Sejak hari ketika mata kirisaring Shisui tiba-tiba mengalami perubahan aneh dan daya pandangnya lenyap seketika, ia tak pernah merasakan satu hari pun yang benar-benar tenang.
Di permukaan tampak seolah-olah semuanya kembali damai, tetapi di dalam kepala Danzou, suara Shisui yang tak mau pergi itu terus bergema tanpa henti.
Suara itu seakan berasal dari alam kematian, rendah dan dingin, berulang kali membisikkan kata-kata ganjil.
[Dunia ninja... membutuhkan perdamaian total...]
[Dunia ini, tak sepatutnya ada seorang ninja pun...]
[Segala keberadaan ninja adalah sumber perang dan penderitaan... hanya kehancuran total yang dapat menghadirkan perdamaian sejati...]
[Apakah Dewa Ilusi Terakhir benar-benar ada?]
Segala macam pikiran menakutkan dan ganjil yang menyerukan kiamat terus menyiksa kesadaran Danzou, terus-menerus menggempur pertahanan mentalnya.
Ia telah berkali-kali berusaha melawan, ingin melepaskan diri dari bujukan yang tak mau pergi itu, namun berkali-kali pula gagal.
Kini Danzou dipenuhi amarah dan ketakutan. Jarinya menancap dalam di kedua sisi pipi, kukunya hampir menggores kulit, sementara ia mengeluarkan raungan rendah!
“Shisui... tak kusangka kau ternyata orang seperti itu! Jadi, mata kirisaringmu ini sebenarnya sebuah jebakan!”
Halaman 2 dari 3
Halaman 3 dari 3
Suaranya serak dan penuh amarah, membawa dendam serta keputusasaan yang telah lama terpendam.
Setelah serangan sakit kepala yang begitu hebat hingga tak tertahankan, dan siksaan batin yang menyayat, Danzou tiba-tiba mengulurkan tangan kanannya!
Ia hendak mencungkil mata kirisaringnya sendiri dengan jari, demi melepaskan diri dari suara mimpi buruk yang membuatnya hampir gila itu.

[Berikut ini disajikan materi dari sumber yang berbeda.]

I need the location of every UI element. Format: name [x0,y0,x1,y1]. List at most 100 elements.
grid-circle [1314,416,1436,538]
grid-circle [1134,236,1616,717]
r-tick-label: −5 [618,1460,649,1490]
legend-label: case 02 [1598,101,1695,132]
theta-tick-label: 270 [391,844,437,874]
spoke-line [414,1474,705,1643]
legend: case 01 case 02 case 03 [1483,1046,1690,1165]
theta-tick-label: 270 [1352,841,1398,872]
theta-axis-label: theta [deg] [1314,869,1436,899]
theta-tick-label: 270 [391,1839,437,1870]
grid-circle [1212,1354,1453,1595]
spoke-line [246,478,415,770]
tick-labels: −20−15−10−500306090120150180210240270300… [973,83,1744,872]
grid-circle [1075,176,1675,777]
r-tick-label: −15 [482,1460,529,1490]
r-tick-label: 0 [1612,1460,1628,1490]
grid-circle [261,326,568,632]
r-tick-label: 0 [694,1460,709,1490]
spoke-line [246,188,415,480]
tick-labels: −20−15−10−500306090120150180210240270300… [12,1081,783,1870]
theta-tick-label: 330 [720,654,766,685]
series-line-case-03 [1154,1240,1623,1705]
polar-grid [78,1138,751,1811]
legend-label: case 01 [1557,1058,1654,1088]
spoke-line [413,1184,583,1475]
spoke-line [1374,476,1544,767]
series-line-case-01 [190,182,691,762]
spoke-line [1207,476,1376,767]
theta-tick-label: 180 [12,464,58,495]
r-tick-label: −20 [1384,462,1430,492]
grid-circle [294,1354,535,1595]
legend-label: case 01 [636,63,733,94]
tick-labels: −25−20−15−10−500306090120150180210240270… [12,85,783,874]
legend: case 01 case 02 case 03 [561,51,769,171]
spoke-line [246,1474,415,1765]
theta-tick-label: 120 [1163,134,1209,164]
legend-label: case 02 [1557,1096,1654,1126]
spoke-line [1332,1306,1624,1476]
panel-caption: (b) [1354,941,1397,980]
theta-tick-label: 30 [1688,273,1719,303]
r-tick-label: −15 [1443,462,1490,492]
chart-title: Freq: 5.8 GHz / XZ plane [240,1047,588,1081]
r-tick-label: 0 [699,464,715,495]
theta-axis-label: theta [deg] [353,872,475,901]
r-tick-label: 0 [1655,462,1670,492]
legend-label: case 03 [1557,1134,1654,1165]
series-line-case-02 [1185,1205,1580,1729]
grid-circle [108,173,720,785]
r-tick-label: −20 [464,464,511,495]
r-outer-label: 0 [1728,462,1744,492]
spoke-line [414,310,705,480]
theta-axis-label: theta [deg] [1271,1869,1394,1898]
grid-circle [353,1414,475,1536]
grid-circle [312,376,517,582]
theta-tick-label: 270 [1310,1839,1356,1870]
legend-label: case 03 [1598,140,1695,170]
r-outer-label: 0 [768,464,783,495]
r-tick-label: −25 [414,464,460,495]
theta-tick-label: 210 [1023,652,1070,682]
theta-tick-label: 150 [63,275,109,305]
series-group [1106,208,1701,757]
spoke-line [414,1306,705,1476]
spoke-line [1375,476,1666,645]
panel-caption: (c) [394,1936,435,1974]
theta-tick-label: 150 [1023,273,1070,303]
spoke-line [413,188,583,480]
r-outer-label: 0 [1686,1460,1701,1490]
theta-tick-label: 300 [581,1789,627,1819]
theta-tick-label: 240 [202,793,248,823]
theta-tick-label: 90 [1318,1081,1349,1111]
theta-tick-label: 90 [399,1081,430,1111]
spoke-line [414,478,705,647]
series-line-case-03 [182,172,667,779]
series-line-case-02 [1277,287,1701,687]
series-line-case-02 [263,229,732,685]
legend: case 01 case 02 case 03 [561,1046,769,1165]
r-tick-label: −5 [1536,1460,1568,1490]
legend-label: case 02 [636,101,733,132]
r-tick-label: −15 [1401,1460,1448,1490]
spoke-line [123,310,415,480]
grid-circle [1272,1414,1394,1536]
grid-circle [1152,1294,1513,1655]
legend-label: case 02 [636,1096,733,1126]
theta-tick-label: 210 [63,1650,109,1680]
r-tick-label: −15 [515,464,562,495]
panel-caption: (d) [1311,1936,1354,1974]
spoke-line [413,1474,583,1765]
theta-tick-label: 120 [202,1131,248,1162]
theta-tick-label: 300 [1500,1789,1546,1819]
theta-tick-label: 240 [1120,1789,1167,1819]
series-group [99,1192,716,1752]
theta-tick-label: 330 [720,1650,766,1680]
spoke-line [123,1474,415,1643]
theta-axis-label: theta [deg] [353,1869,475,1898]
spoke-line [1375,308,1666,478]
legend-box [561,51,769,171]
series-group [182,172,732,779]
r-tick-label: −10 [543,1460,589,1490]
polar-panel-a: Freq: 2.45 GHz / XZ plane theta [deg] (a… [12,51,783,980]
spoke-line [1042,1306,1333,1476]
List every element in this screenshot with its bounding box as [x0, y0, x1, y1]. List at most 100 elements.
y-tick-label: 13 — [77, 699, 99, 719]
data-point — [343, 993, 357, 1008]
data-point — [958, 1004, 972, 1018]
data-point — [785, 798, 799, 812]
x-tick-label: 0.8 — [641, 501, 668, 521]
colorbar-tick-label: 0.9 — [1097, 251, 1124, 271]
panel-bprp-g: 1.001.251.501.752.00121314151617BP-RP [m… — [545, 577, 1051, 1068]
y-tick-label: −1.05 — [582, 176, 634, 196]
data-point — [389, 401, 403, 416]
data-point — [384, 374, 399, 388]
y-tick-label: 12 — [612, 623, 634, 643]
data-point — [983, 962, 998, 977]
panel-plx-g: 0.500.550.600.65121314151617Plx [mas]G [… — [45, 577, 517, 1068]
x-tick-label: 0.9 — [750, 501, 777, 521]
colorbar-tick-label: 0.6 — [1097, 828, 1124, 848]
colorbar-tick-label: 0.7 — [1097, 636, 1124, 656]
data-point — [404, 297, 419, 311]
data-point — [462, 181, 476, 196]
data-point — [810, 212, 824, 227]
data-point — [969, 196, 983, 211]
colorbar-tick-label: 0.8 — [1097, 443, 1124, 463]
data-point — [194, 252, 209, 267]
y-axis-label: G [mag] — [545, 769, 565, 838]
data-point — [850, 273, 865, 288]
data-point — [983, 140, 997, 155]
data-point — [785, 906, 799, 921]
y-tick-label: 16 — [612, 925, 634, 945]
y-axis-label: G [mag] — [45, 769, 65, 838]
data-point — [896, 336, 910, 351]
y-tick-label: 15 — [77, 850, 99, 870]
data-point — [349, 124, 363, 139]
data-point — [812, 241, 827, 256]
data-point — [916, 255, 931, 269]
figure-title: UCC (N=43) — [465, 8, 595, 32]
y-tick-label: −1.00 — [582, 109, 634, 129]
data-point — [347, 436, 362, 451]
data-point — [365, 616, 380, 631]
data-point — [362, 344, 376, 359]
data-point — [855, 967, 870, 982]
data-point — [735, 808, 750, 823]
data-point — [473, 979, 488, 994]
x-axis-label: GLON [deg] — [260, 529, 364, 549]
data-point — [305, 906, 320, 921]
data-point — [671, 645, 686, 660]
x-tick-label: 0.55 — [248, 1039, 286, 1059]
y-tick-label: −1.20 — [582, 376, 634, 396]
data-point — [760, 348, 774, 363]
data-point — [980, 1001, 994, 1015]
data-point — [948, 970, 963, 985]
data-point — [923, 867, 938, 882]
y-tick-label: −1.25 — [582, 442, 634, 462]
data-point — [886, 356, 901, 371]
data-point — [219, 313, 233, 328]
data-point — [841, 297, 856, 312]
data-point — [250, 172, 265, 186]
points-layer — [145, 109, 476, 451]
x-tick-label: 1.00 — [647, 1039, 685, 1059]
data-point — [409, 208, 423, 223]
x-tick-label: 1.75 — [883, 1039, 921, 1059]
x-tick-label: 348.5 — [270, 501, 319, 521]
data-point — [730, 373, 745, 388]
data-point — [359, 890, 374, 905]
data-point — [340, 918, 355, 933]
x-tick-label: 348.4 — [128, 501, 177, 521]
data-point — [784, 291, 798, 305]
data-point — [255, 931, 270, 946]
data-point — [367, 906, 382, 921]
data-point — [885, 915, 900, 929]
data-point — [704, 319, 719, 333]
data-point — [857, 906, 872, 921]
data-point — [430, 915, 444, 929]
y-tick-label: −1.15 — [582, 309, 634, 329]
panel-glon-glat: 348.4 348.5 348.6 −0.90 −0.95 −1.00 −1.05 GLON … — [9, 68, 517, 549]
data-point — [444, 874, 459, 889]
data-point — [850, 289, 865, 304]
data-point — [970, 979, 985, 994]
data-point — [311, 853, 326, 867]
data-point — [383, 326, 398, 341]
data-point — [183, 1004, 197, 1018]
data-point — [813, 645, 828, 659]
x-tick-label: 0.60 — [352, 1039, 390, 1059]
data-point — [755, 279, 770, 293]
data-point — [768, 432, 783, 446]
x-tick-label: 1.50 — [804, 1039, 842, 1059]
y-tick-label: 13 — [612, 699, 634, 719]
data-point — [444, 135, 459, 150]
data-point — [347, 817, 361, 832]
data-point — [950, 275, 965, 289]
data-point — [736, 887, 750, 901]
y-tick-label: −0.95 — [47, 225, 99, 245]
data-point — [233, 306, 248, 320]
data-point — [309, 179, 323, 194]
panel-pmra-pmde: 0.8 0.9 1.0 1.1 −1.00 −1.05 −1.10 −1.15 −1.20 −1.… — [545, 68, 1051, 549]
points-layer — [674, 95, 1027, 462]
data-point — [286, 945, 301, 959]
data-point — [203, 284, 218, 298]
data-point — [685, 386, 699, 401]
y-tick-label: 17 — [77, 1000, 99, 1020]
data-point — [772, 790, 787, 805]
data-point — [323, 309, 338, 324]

Namun saat jarinya nyaris menyentuh bola mata, ia mendadak berhenti. Lengan yang terangkat itu gemetar di udara, berguncang hebat dalam pergulatan batin.
Dadanya naik turun dengan kasar, napasnya tersengal-sengal, seolah baru saja melalui pertempuran hidup-mati, seluruh tubuhnya basah kuyup oleh keringat dingin.
Tidak... aku tak bisa melakukan itu...
Aku membutuhkan mata ini, ini adalah kekuatanku... aku tak boleh dikendalikan olehmu!
Namun suara Shisui yang menggetarkan bulu kuduk itu tetap bergema di telinganya, menyiksanya tanpa ampun seperti mantra...
[Perdamaian total... akhir dari dunia ninja... itulah satu-satunya pilihan yang benar...]
Seluruh tubuh Danzou bergetar. Di dalam hatinya, ia tenggelam ke dalam ketakutan yang belum pernah ia rasakan sebelumnya.
Seakan-akan ia telah melihat gambaran masa depan: puing-puing dan keheningan, semua kehidupan kembali menjadi kehampaan, sementara kehancuran dan kegelapan merambat tanpa batas di atas bumi.
“Aku ini siapa... Aku Danzou! Akulah akar Konoha!”
Raungan nyaring Danzou menggema di seluruh markas Akar, memantul di ruang bawah tanah yang dingin dan menyeramkan.
Ia berjuang sekuat tenaga untuk mengendalikan kehendaknya sendiri, namun mendapati bahwa sel-sel kayu di dalam tubuhnya justru mulai mengamuk hebat.
“Celaka!”
Danzou segera berusaha menekannya, tetapi kekuatan kayu itu menyembur seperti banjir yang tak terkendali, dengan liar menumbuhkan pepohonan besar dan sulur-sulur yang langsung menjalar dan saling melilit di ruang rahasia bawah tanah.
Pada saat yang sama, lebih dalam lagi di bawah Konoha, gumpalan kayu kering aneh yang terbentuk dari mayat Uchiha Yuan.
Seolah-olah merasakan panggilan, perlahan-lahan ia memanjang dan menyambung menuju pohon kayu pelepasan milik Danzou yang mengamuk, lalu keduanya dengan cepat menyatu menjadi satu.
Sesaat kemudian, setelah dengan susah payah menstabilkan gejolak sel-sel yang tak terkendali dalam tubuhnya, Danzou terengah-engah berat.
Namun ia tidak menyadari bahwa kayu kering yang dibentuk oleh Yuan itu, seiring kembalinya sel-sel kayu, tanpa suara juga mengalir kembali ke tubuhnya.
Dalam sekejap, di lengan kanannya, mata-mata kirisaring yang bertatah rapat itu tanpa sengaja mulai diselimuti seberkas aura ganjil.
Dan Danzou sendiri sama sekali tidak menyadarinya.